Lo scandalo della gestione giudiziaria dei beni sequestrati venuto alla luce col “sistema Saguto” al tribunale di Palermo, pur non trovando esaustive risposte nel testo unificato della Commissione parlamentare, oggettivamente ne sollecita una rapida approvazione entro l’anno. I problemi relativi all’adeguamento complessivo della normativa antimafiosa per colpire meglio, a livello nazionale e internazionale, i fenomeni legati alla globalizzazione della criminalità economica e finanziaria, la governance pienamente democratica dell’Agenzia dei beni sequestrati e confiscati scissa dalla direzione amministrativa della gestione dei beni, l’incompatibilità della presenza di associazioni che gestiscono beni confiscati negli organi di gestione dell’Agenzia, sono temi da precisare e normare.

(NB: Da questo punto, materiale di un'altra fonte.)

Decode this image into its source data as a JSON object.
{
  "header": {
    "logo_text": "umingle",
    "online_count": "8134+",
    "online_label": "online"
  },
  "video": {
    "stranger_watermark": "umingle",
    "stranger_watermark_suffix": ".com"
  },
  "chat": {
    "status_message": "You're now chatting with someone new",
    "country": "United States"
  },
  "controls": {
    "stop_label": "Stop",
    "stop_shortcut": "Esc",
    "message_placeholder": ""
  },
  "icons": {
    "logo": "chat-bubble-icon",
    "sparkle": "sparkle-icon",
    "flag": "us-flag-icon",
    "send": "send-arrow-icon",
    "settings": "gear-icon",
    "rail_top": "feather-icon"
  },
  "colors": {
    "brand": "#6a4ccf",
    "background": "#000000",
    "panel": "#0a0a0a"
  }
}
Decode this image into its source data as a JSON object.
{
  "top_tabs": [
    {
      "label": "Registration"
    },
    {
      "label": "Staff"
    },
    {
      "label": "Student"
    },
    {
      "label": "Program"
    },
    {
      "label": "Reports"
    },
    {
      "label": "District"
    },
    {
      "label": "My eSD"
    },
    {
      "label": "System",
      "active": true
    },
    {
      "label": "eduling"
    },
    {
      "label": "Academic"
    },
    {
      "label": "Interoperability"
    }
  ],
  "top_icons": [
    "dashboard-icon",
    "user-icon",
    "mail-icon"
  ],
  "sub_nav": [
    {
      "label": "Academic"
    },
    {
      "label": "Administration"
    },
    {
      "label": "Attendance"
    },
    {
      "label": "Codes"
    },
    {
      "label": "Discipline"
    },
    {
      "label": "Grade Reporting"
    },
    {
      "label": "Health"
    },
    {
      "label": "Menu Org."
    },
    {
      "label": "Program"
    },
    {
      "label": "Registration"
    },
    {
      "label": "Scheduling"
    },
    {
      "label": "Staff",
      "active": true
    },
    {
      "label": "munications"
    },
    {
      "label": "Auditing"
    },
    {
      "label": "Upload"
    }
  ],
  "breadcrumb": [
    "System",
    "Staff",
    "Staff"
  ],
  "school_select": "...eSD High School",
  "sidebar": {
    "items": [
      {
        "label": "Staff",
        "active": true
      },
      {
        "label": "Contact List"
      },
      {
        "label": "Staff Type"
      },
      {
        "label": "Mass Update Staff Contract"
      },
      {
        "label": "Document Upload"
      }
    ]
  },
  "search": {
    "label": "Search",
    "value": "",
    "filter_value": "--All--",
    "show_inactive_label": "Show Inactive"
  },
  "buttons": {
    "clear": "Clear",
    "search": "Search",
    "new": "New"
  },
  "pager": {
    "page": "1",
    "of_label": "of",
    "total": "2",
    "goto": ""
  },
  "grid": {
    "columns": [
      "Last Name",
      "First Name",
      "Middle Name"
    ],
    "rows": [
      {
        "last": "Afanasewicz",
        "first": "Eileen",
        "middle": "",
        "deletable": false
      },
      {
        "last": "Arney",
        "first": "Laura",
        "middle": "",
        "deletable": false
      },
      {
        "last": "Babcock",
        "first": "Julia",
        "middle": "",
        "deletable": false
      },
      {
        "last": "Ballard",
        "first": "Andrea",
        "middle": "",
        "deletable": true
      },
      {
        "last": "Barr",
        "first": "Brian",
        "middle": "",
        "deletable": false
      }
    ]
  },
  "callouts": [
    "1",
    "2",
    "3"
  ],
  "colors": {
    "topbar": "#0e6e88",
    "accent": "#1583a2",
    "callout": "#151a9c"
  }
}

Infatti, considerata la gravità del fenomeno sollevato dal sistema Saguto, si rende necessario che gli organismi politici e giudiziari rendano esplicite e chiare nel testo alle Camere le incompatibilità, il divieto di accumulo di incarichi, l’obbligo della rotazione, le competenze economiche, giudiziarie, amministrative necessarie di tutti gli amministratori giudiziari che si iscrivono a un Albo specifico.

Occorre, inoltre, sciogliere un nodo che è politico: rendere obbligatoria la concertazione con le parti sindacali, le associazioni di impresa, quelle antimafia, sui piani di mantenimento e rafforzamento produttivo delle aziende e dei beni sequestrati e confiscati.

A questo punto si rende necessario stabilire, tutelando i lavoratori, che invece di aspettare il fallimento e il deperimento del bene sequestrato e confiscato si proceda alla sua vendita con le dovute cautele per impedire il ritorno nelle mani di mafiosi e lo spreco di parcelle onerose di alcuni amministratori giudiziari particolarmente avidi.

L’approvazione del ddl segnerà un passo avanti significativo, ma non risolutivo. Rimane aperta la “questione politica” per eccellenza: la priorità nell’agenda politica del Governo dell’antimafia come programma legislativo, rafforzamento amministrativo e azione concreta contro la diffusione della corruzione e delle mafie.